La cybersécurité est l’une des principales priorités des entreprises. Le projet qui a lieu dès maintenant est improbable et la numérisation a progressé plus rapidement que la mise en place de nombreuses organisations pour gérer le projet. Ainsi, dans ce contexte, la cybersécurité se consolide comme un pilier fondamental pour la continuité du commerce. Dans cette interview, Eduardo García Sancho, Country Manager d’Acronis Iberia, considère qu’il s’agit là d’un scénario moins réactif et plus opérationnel, marqué par les raisons de l’évolution de la « vitesse de la machine » et de l’utilisation approfondie de l’IA par les cyberdélinquants.

La plus grande responsabilité dans notre pays de cette multinationale est de considérer que le ransomware présente un risque persistant en raison de son impact sur l’opérateur et l’extorsion, mais il est conseillé par un acte technique « sans malware » basé sur les identités : abus d’informations d’identification, robots de jetons et de comptes, ainsi que les engaños qui se desplazan del e-mail a herramientas colaborativas. En face d’elle, défendez l’automatisation de la gouvernance et de la supervision humaine.

García Sancho explique comment Acronis répond à l’application de cyberprotection intégrée en matière d’intelligence de sécurité (TRU) et de résilience — sauvegardes immuables, récupération automatisée et reprise après sinistre — et anticipe la nécessité de planifier la transition cryptographique avant l’horizon mensuel.

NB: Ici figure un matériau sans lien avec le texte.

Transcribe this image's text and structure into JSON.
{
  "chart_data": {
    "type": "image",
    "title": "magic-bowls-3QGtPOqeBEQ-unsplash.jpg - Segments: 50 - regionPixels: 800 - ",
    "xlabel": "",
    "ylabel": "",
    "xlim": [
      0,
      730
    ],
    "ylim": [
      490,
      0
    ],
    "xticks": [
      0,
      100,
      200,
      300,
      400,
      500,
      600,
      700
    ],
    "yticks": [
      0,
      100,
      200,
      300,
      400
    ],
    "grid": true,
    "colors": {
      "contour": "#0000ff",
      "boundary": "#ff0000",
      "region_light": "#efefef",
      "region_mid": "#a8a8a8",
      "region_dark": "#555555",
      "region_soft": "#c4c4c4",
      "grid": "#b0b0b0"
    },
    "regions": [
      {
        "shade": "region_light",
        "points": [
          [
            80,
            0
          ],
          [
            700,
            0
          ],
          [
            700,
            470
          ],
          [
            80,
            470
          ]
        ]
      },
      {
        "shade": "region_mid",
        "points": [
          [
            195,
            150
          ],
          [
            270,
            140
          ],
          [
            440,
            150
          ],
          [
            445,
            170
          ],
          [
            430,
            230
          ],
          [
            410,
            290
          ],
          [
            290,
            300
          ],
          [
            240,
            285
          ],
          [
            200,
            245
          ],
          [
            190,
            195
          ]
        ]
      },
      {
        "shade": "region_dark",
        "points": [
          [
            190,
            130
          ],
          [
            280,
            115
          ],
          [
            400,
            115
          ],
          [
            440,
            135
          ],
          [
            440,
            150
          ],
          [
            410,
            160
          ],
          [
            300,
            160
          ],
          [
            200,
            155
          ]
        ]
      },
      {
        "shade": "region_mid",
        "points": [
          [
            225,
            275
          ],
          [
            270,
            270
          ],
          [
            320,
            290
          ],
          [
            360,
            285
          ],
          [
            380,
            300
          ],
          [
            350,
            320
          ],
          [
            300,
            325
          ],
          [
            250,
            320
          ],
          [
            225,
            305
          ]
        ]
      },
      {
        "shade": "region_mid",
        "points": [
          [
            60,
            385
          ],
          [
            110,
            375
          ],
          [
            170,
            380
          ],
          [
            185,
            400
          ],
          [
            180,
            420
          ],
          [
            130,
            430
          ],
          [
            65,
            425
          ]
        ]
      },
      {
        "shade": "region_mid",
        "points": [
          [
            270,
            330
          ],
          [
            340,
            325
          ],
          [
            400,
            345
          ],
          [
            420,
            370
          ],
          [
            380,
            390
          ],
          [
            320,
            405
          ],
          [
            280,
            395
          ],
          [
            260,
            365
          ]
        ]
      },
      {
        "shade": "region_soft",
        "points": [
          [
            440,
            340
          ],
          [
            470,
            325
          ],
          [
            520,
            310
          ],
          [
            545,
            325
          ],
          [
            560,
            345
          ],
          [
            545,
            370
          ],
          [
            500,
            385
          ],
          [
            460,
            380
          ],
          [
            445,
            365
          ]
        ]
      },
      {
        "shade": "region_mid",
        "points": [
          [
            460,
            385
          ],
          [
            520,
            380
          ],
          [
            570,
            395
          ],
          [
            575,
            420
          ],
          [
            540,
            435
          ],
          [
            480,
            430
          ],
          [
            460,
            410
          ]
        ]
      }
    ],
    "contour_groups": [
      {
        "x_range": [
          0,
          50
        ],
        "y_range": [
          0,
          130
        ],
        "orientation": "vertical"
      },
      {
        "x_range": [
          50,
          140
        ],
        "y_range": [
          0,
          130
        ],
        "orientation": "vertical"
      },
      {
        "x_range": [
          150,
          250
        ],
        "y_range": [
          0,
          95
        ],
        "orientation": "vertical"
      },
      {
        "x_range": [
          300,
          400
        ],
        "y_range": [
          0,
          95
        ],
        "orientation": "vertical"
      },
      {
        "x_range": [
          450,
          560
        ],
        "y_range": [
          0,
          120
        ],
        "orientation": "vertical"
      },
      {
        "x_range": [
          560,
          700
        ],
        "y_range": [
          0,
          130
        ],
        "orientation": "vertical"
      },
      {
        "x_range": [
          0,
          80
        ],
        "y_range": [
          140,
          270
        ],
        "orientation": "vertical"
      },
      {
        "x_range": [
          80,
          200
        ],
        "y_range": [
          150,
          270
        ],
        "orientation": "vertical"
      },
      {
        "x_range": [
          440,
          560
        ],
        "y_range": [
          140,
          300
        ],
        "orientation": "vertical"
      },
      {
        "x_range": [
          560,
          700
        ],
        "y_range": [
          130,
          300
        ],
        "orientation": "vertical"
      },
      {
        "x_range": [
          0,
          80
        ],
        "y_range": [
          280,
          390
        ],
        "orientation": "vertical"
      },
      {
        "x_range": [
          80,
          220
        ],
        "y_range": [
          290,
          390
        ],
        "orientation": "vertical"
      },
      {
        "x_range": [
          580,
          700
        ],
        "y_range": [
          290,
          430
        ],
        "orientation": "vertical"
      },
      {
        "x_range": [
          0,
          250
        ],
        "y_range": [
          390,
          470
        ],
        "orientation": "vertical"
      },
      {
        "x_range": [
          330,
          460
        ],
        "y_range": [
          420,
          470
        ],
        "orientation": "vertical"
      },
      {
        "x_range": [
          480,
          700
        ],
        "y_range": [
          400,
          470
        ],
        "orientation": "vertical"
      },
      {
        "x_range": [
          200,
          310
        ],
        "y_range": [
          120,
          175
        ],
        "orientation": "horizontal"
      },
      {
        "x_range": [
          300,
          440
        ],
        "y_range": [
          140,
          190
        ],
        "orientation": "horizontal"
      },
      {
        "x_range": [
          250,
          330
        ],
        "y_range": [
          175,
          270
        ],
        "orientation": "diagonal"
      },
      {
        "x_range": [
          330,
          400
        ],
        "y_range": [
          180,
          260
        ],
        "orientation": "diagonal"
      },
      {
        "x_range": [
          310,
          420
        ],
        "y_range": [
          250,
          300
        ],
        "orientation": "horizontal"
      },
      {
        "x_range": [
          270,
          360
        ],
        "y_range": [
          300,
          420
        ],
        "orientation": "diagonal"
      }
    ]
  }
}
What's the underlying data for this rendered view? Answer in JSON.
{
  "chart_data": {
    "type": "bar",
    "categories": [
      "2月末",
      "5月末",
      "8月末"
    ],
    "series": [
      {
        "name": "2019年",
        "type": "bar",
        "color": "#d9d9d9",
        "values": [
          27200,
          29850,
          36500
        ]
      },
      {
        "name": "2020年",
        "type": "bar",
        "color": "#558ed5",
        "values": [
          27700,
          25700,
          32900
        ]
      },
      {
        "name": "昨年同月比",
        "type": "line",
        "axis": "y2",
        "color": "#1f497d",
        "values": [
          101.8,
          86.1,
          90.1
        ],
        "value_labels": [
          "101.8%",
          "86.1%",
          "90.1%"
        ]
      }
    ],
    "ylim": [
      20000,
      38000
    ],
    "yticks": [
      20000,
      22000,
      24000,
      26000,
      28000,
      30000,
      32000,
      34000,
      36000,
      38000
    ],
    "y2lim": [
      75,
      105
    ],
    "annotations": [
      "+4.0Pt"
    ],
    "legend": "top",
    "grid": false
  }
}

Comment décrire l’état actuel de la cybersécurité au niveau mondial ?

La cybersécurité représente un moment de plus grande pertinence au niveau mondial, en grande partie parce que la transformation numérique s’est accélérée plus rapidement que la capacité de nombreuses organisations pour gérer le risque de forme structurée. Aujourd’hui, pratiquement toutes les entreprises et administrations dépendent des systèmes connectés, du cloud et des services numériques pour l’exploitation.

Dans ce contexte, la sécurité ne peut pas être perçue comme une question exclusivement technique, mais comme un élément essentiel de la continuité du commerce. Nous ne sommes pas avant un scénario alarmiste, mais nous sommes avant une réalité dans laquelle les mesures évoluent rapidement et exigent une approche plus intégrée, opérationnelle et moins réactive.

L’un des changements les plus évidents est que l’intelligence artificielle n’est pas une nouveauté pour les cyberdélinquants ; se está incorporando a sus flujos operativos. Cela augmente autant le volume que la sophistication des attaques et situe la sécurité là où nous pouvons appeler le « temps de la machine », où la vitesse et l’évolutivité sont très importantes comme la capacité technique.

Quels sont les principaux risques pour les entreprises et les administrations publiques ?

Les risques actuels combinent des avantages persistants avec de nouvelles dynamiques dérivées de l’automatisation et de la complexité créative des entreprises technologiques. Le ransomware présente une des menaces les plus pertinentes, non seulement pour le chiffrement des données, mais pour son impact direct sur l’opérateur et la pression extorsive qui peut l’accompagner.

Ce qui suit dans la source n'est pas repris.